Data segmentation: With data segmenting, data is classified according to type and/or level of sensitivity. Access can be granted to any or even all of the data segments according to organization requirements. The fact that any user can access any of the data (if they need it) is what differentiates data segmentation from data silos.
Role-based access controls: Using RBACs means that users only have access to the data that is directly relevant to their function.
Permission management: This is a subset of RBACs but it’s worth highlighting on its own. Permission management defines the extent (if any) to which users can manipulate the data to which they have access.
Multi-Factor Authentication (MFA): MFA enhances security by combining something the user knows (e.g., a password) with something they have (e.g., a fingerprint or a mobile app-generated code). The use of MFA is now standard across sensitive applications (even in the consumer segment). It should certainly be used for big data in data centers.
Logging and auditing: Logging and auditing are essential for verifying that what is actually happening is in line with what you think ought to be happening.

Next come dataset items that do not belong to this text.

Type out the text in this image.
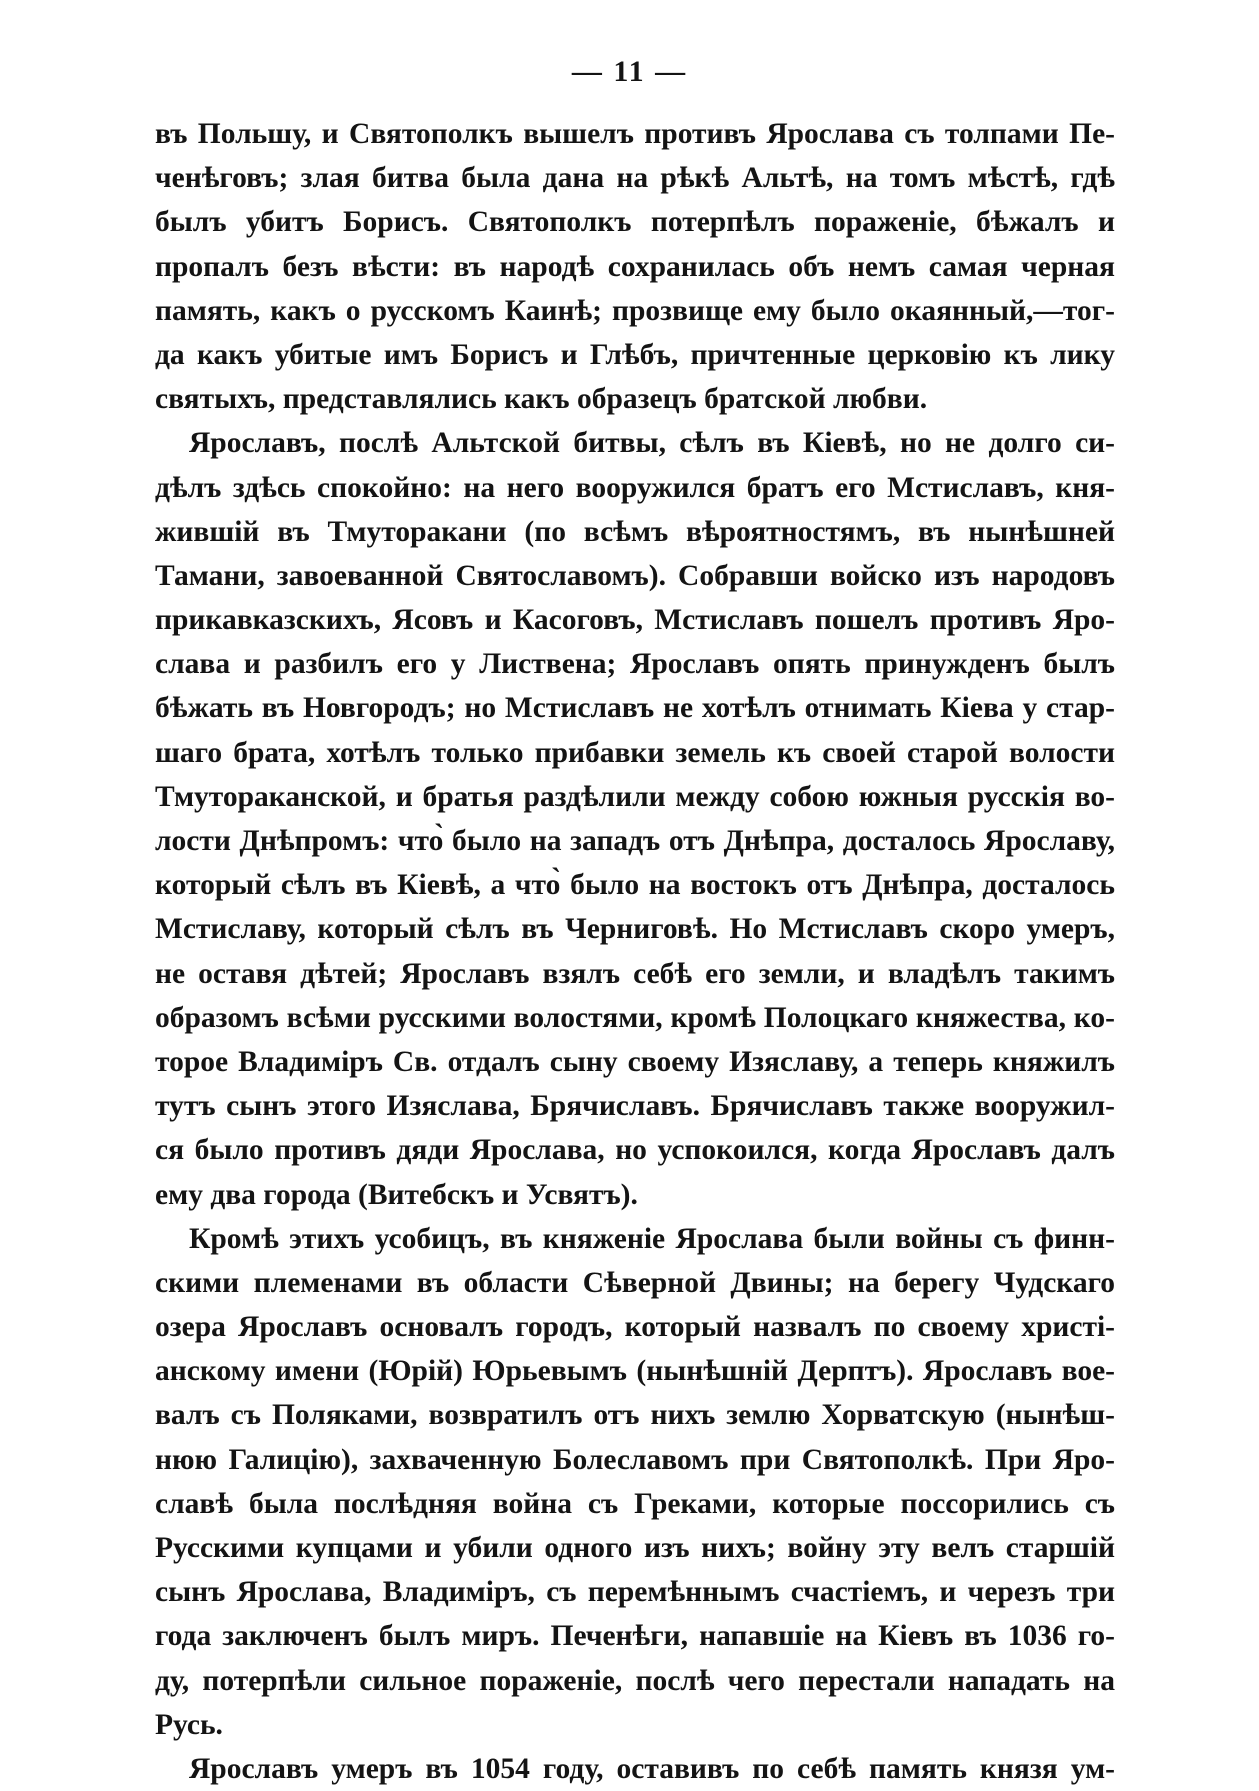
— 11 —
въ Польшу, и Святополкъ вышелъ противъ Ярослава съ толпами Пе-
ченѣговъ; злая битва была дана на рѣкѣ Альтѣ, на томъ мѣстѣ, гдѣ
былъ убитъ Борисъ. Святополкъ потерпѣлъ пораженіе, бѣжалъ и
пропалъ безъ вѣсти: въ народѣ сохранилась объ немъ самая черная
память, какъ о русскомъ Каинѣ; прозвище ему было окаянный,—тог-
да какъ убитые имъ Борисъ и Глѣбъ, причтенные церковію къ лику
святыхъ, представлялись какъ образецъ братской любви.
Ярославъ, послѣ Альтской битвы, сѣлъ въ Кіевѣ, но не долго си-
дѣлъ здѣсь спокойно: на него вооружился братъ его Мстиславъ, кня-
жившій въ Тмуторакани (по всѣмъ вѣроятностямъ, въ нынѣшней
Тамани, завоеванной Святославомъ). Собравши войско изъ народовъ
прикавказскихъ, Ясовъ и Касоговъ, Мстиславъ пошелъ противъ Яро-
слава и разбилъ его у Листвена; Ярославъ опять принужденъ былъ
бѣжать въ Новгородъ; но Мстиславъ не хотѣлъ отнимать Кіева у стар-
шаго брата, хотѣлъ только прибавки земель къ своей старой волости
Тмутораканской, и братья раздѣлили между собою южныя русскія во-
лости Днѣпромъ: что̀ было на западъ отъ Днѣпра, досталось Ярославу,
который сѣлъ въ Кіевѣ, а что̀ было на востокъ отъ Днѣпра, досталось
Мстиславу, который сѣлъ въ Черниговѣ. Но Мстиславъ скоро умеръ,
не оставя дѣтей; Ярославъ взялъ себѣ его земли, и владѣлъ такимъ
образомъ всѣми русскими волостями, кромѣ Полоцкаго княжества, ко-
торое Владиміръ Св. отдалъ сыну своему Изяславу, а теперь княжилъ
тутъ сынъ этого Изяслава, Брячиславъ. Брячиславъ также вооружил-
ся было противъ дяди Ярослава, но успокоился, когда Ярославъ далъ
ему два города (Витебскъ и Усвятъ).
Кромѣ этихъ усобицъ, въ княженіе Ярослава были войны съ финн-
скими племенами въ области Сѣверной Двины; на берегу Чудскаго
озера Ярославъ основалъ городъ, который назвалъ по своему христі-
анскому имени (Юрій) Юрьевымъ (нынѣшній Дерптъ). Ярославъ вое-
валъ съ Поляками, возвратилъ отъ нихъ землю Хорватскую (нынѣш-
нюю Галицію), захваченную Болеславомъ при Святополкѣ. При Яро-
славѣ была послѣдняя война съ Греками, которые поссорились съ
Русскими купцами и убили одного изъ нихъ; войну эту велъ старшій
сынъ Ярослава, Владиміръ, съ перемѣннымъ счастіемъ, и черезъ три
года заключенъ былъ миръ. Печенѣги, напавшіе на Кіевъ въ 1036 го-
ду, потерпѣли сильное пораженіе, послѣ чего перестали нападать на
Русь.
Ярославъ умеръ въ 1054 году, оставивъ по себѣ память князя ум-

Given that data is so valuable, it follows that big data needs strong protection against threats both internal and external. This means that real-time monitoring systems are essential for threat detection. It can often be very beneficial to use AI-powered solutions.

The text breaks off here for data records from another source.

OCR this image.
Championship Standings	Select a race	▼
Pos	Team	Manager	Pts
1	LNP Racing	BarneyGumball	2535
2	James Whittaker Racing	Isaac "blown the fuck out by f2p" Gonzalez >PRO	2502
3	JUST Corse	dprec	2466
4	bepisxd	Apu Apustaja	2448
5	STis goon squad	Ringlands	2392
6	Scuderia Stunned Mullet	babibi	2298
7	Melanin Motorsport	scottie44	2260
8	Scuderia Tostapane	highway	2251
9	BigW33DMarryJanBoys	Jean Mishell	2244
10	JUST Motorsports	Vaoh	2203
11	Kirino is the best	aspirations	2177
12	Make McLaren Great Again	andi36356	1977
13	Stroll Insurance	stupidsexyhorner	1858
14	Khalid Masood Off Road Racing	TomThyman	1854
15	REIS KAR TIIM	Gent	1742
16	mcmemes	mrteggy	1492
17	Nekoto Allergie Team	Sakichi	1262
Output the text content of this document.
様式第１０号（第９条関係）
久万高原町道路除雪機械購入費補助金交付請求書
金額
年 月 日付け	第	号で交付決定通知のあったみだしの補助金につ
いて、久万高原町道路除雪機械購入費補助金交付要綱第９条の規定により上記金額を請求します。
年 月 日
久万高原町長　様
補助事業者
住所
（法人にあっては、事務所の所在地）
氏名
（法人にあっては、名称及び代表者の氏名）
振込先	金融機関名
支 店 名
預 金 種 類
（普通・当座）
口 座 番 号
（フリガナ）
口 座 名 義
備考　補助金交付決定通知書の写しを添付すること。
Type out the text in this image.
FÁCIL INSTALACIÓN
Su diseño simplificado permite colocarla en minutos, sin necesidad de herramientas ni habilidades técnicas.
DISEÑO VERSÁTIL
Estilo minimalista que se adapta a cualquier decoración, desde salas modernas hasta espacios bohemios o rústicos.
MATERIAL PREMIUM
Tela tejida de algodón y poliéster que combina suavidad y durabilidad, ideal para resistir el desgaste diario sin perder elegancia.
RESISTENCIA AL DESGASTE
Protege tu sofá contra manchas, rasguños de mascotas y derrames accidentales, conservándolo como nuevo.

AI can also be very helpful in threat prevention. In particular, it can be used in behavioral analytics. Behavioral analytics assesses user behavior and identifies anomalies or suspicious actions. It creates user profiles to understand typical behavior, making it easier to spot deviations.
With that said, you still need to work on the assumption that your security defenses are going to be breached from time to time. This means you need an effective incident response plan in place.
Your incident response plan should cover the entire lifecycle of the incident from identification and classification to closure and lessons learned. It should be periodically tested to ensure that it works as expected.
With data centers, physical security starts with the choice of location. A location needs to have access to critical infrastructure and have minimal vulnerability to environmental threats. At the same time, it needs to be possible to implement effective physical access controls.
This means that a location needs to have a secure perimeter and monitored entry/exit points. Ideally, the location should be camouflaged in some way (e.g. with landscaping). At a minimum, its address should only be disclosed on a need-to-know basis.